First, we sought to understand the sources of the decline in teen employment that began around 2000—in particular, the decline in employment among those age 16–17—as well as, more generally, changes in teen employment and school enrollment behavior. Second, we wanted to explore the implications of these changes for human capital, given that the decline in employment consisted of fewer teens in school and employed, and more teens in school exclusively, suggesting a greater focus on schooling. We have considered three explanatory factors: (1) a rising minimum wage that could reduce employment opportunities for teens and potentially also increase the value of investing in schooling; (2) rising returns to schooling; and (3) increasing competition from immigrants that, like the minimum wage, could reduce employment opportunities but also raise the returns to human capital investment. 

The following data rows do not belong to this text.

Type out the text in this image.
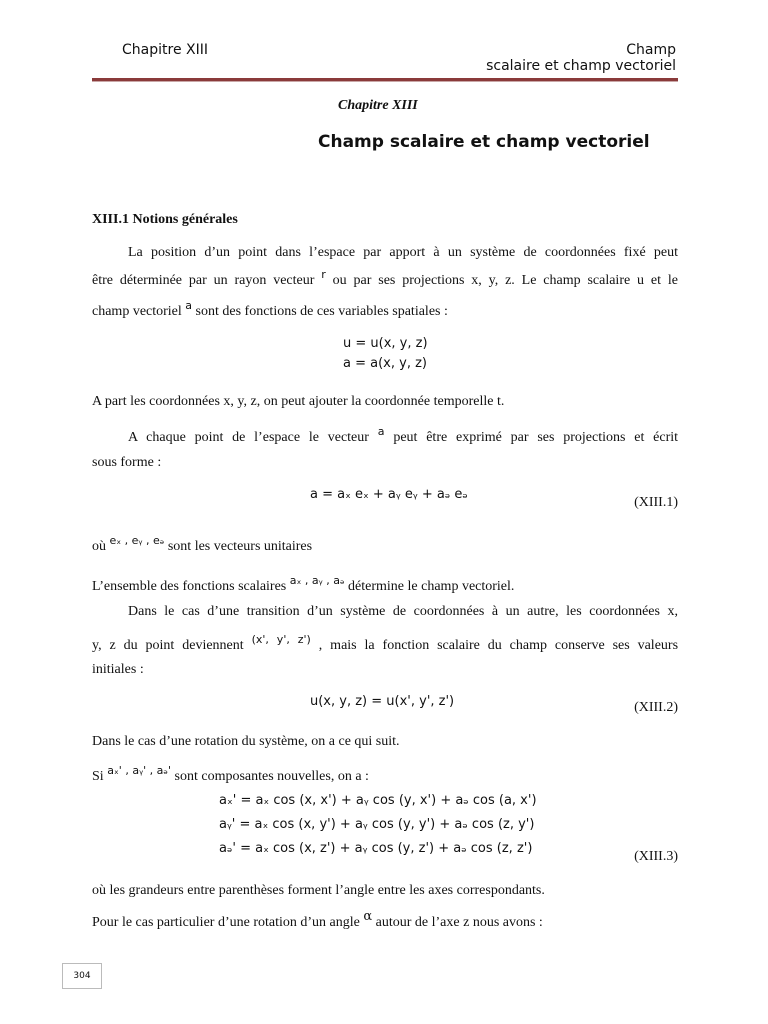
Chapitre XIII	Champ
scalaire et champ vectoriel
Chapitre XIII
Champ scalaire et champ vectoriel
XIII.1 Notions générales
La position d’un point dans l’espace par apport à un système de coordonnées fixé peut
être déterminée par un rayon vecteur $^r$ ou par ses projections x, y, z. Le champ scalaire u et le
champ vectoriel $^a$ sont des fonctions de ces variables spatiales :
u = u(x, y, z)
a = a(x, y, z)
A part les coordonnées x, y, z, on peut ajouter la coordonnée temporelle t.
A chaque point de l’espace le vecteur $^a$ peut être exprimé par ses projections et écrit
sous forme :
a = aₓ eₓ + aᵧ eᵧ + aₔ eₔ
(XIII.1)
où $^{e_x , eᵧ , eₔ}$ sont les vecteurs unitaires
L’ensemble des fonctions scalaires $^{a_x , aᵧ , aₔ}$ détermine le champ vectoriel.
Dans le cas d’une transition d’un système de coordonnées à un autre, les coordonnées x,
y, z du point deviennent $^{(x', y', z')}$ , mais la fonction scalaire du champ conserve ses valeurs
initiales :
u(x, y, z) = u(x', y', z')	(XIII.2)
Dans le cas d’une rotation du système, on a ce qui suit.
Si $^{a_x' , aᵧ' , aₔ'}$ sont composantes nouvelles, on a :
aₓ' = aₓ cos (x, x') + aᵧ cos (y, x') + aₔ cos (a, x')
aᵧ' = aₓ cos (x, y') + aᵧ cos (y, y') + aₔ cos (z, y')
aₔ' = aₓ cos (x, z') + aᵧ cos (y, z') + aₔ cos (z, z')
(XIII.3)
où les grandeurs entre parenthèses forment l’angle entre les axes correspondants.
Pour le cas particulier d’une rotation d’un angle α autour de l’axe z nous avons :
304
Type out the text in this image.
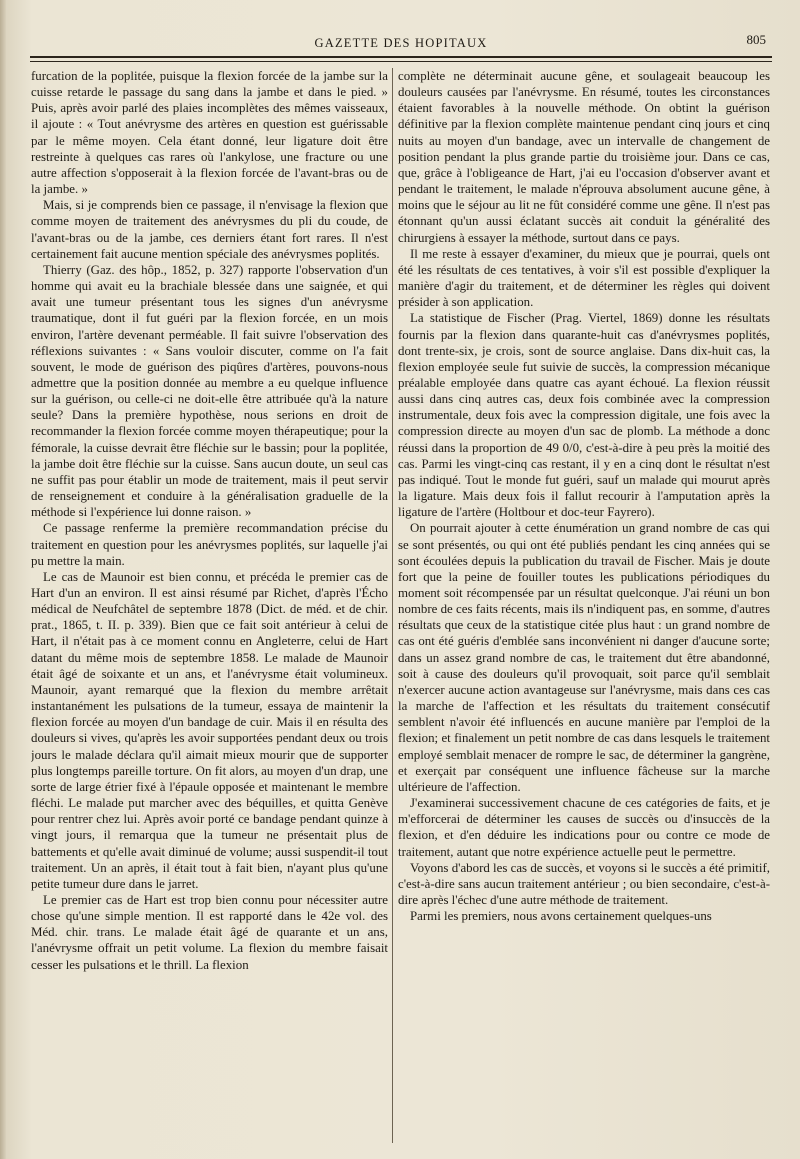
GAZETTE DES HOPITAUX	805

furcation de la poplitée, puisque la flexion forcée de la jambe sur la cuisse retarde le passage du sang dans la jambe et dans le pied. » Puis, après avoir parlé des plaies incomplètes des mêmes vaisseaux, il ajoute : « Tout anévrysme des artères en question est guérissable par le même moyen. Cela étant donné, leur ligature doit être restreinte à quelques cas rares où l'ankylose, une fracture ou une autre affection s'opposerait à la flexion forcée de l'avant-bras ou de la jambe. »

Mais, si je comprends bien ce passage, il n'envisage la flexion que comme moyen de traitement des anévrysmes du pli du coude, de l'avant-bras ou de la jambe, ces derniers étant fort rares. Il n'est certainement fait aucune mention spéciale des anévrysmes poplités.

Thierry (Gaz. des hôp., 1852, p. 327) rapporte l'observation d'un homme qui avait eu la brachiale blessée dans une saignée, et qui avait une tumeur présentant tous les signes d'un anévrysme traumatique, dont il fut guéri par la flexion forcée, en un mois environ, l'artère devenant perméable. Il fait suivre l'observation des réflexions suivantes : « Sans vouloir discuter, comme on l'a fait souvent, le mode de guérison des piqûres d'artères, pouvons-nous admettre que la position donnée au membre a eu quelque influence sur la guérison, ou celle-ci ne doit-elle être attribuée qu'à la nature seule? Dans la première hypothèse, nous serions en droit de recommander la flexion forcée comme moyen thérapeutique; pour la fémorale, la cuisse devrait être fléchie sur le bassin; pour la poplitée, la jambe doit être fléchie sur la cuisse. Sans aucun doute, un seul cas ne suffit pas pour établir un mode de traitement, mais il peut servir de renseignement et conduire à la généralisation graduelle de la méthode si l'expérience lui donne raison. »

Ce passage renferme la première recommandation précise du traitement en question pour les anévrysmes poplités, sur laquelle j'ai pu mettre la main.

Le cas de Maunoir est bien connu, et précéda le premier cas de Hart d'un an environ. Il est ainsi résumé par Richet, d'après l'Écho médical de Neufchâtel de septembre 1878 (Dict. de méd. et de chir. prat., 1865, t. II. p. 339). Bien que ce fait soit antérieur à celui de Hart, il n'était pas à ce moment connu en Angleterre, celui de Hart datant du même mois de septembre 1858. Le malade de Maunoir était âgé de soixante et un ans, et l'anévrysme était volumineux. Maunoir, ayant remarqué que la flexion du membre arrêtait instantanément les pulsations de la tumeur, essaya de maintenir la flexion forcée au moyen d'un bandage de cuir. Mais il en résulta des douleurs si vives, qu'après les avoir supportées pendant deux ou trois jours le malade déclara qu'il aimait mieux mourir que de supporter plus longtemps pareille torture. On fit alors, au moyen d'un drap, une sorte de large étrier fixé à l'épaule opposée et maintenant le membre fléchi. Le malade put marcher avec des béquilles, et quitta Genève pour rentrer chez lui. Après avoir porté ce bandage pendant quinze à vingt jours, il remarqua que la tumeur ne présentait plus de battements et qu'elle avait diminué de volume; aussi suspendit-il tout traitement. Un an après, il était tout à fait bien, n'ayant plus qu'une petite tumeur dure dans le jarret.

Le premier cas de Hart est trop bien connu pour nécessiter autre chose qu'une simple mention. Il est rapporté dans le 42e vol. des Méd. chir. trans. Le malade était âgé de quarante et un ans, l'anévrysme offrait un petit volume. La flexion du membre faisait cesser les pulsations et le thrill. La flexion

complète ne déterminait aucune gêne, et soulageait beaucoup les douleurs causées par l'anévrysme. En résumé, toutes les circonstances étaient favorables à la nouvelle méthode. On obtint la guérison définitive par la flexion complète maintenue pendant cinq jours et cinq nuits au moyen d'un bandage, avec un intervalle de changement de position pendant la plus grande partie du troisième jour. Dans ce cas, que, grâce à l'obligeance de Hart, j'ai eu l'occasion d'observer avant et pendant le traitement, le malade n'éprouva absolument aucune gêne, à moins que le séjour au lit ne fût considéré comme une gêne. Il n'est pas étonnant qu'un aussi éclatant succès ait conduit la généralité des chirurgiens à essayer la méthode, surtout dans ce pays.

Il me reste à essayer d'examiner, du mieux que je pourrai, quels ont été les résultats de ces tentatives, à voir s'il est possible d'expliquer la manière d'agir du traitement, et de déterminer les règles qui doivent présider à son application.

La statistique de Fischer (Prag. Viertel, 1869) donne les résultats fournis par la flexion dans quarante-huit cas d'anévrysmes poplités, dont trente-six, je crois, sont de source anglaise. Dans dix-huit cas, la flexion employée seule fut suivie de succès, la compression mécanique préalable employée dans quatre cas ayant échoué. La flexion réussit aussi dans cinq autres cas, deux fois combinée avec la compression instrumentale, deux fois avec la compression digitale, une fois avec la compression directe au moyen d'un sac de plomb. La méthode a donc réussi dans la proportion de 49 0/0, c'est-à-dire à peu près la moitié des cas. Parmi les vingt-cinq cas restant, il y en a cinq dont le résultat n'est pas indiqué. Tout le monde fut guéri, sauf un malade qui mourut après la ligature. Mais deux fois il fallut recourir à l'amputation après la ligature de l'artère (Holtbour et doc-teur Fayrero).

On pourrait ajouter à cette énumération un grand nombre de cas qui se sont présentés, ou qui ont été publiés pendant les cinq années qui se sont écoulées depuis la publication du travail de Fischer. Mais je doute fort que la peine de fouiller toutes les publications périodiques du moment soit récompensée par un résultat quelconque. J'ai réuni un bon nombre de ces faits récents, mais ils n'indiquent pas, en somme, d'autres résultats que ceux de la statistique citée plus haut : un grand nombre de cas ont été guéris d'emblée sans inconvénient ni danger d'aucune sorte; dans un assez grand nombre de cas, le traitement dut être abandonné, soit à cause des douleurs qu'il provoquait, soit parce qu'il semblait n'exercer aucune action avantageuse sur l'anévrysme, mais dans ces cas la marche de l'affection et les résultats du traitement consécutif semblent n'avoir été influencés en aucune manière par l'emploi de la flexion; et finalement un petit nombre de cas dans lesquels le traitement employé semblait menacer de rompre le sac, de déterminer la gangrène, et exerçait par conséquent une influence fâcheuse sur la marche ultérieure de l'affection.

J'examinerai successivement chacune de ces catégories de faits, et je m'efforcerai de déterminer les causes de succès ou d'insuccès de la flexion, et d'en déduire les indications pour ou contre ce mode de traitement, autant que notre expérience actuelle peut le permettre.

Voyons d'abord les cas de succès, et voyons si le succès a été primitif, c'est-à-dire sans aucun traitement antérieur ; ou bien secondaire, c'est-à-dire après l'échec d'une autre méthode de traitement.

Parmi les premiers, nous avons certainement quelques-uns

With respect to the first question, we find some evidence of the expected effects of all three explanatory factors on teen employment and school enrollment—and in particular for those age 16–17. However, in terms of explaining changes in the behavior of teens age 16–17 since 2000, the role of the minimum wage is predominant. Increases in the returns to schooling appear to have played almost no role, and immigrant competition a minor role. In contrast, our simulation results suggest that minimum wages explain about a quarter of the shift, since 2000, from being simultaneously employed and enrolled in school to being exclusively enrolled in school.

Turning to the second question, our examination of the longer-term effects of these three factors uncovers no evidence that higher minimum wages, which underlie teens shifting from combining work and schooling to being in school exclusively, led to greater human capital investment. If anything, the evidence is in the other direction. Thus, it is more likely that the principal effect of higher minimum wages in the 2000s, in terms of human capital, was to reduce employment opportunities that could enhance labor market experience. Further, we find no evidence of net-positive human capital effects of rising returns to schooling or increased immigration in this period, even though these latter two factors—more so immigration—played at least a minor role in the changes in teen employment and school enrollment.

Based on this evidence, then, it appears that the changes in teen labor market and schooling behavior since 2000—stemming in part from adverse effects of minimum wages on employment opportunities, and to a lesser extent from immigration—did not reflect greater human capital investment that would raise future earnings. It is not clear that immigration delivered any other short-term benefits to teens. In contrast, some teens surely benefited directly in the short run from higher minimum wages. But there appear to have been either no effects or adverse effects on longer-run earnings for those exposed to these higher minimum wages as teenagers (pgs. 47-48).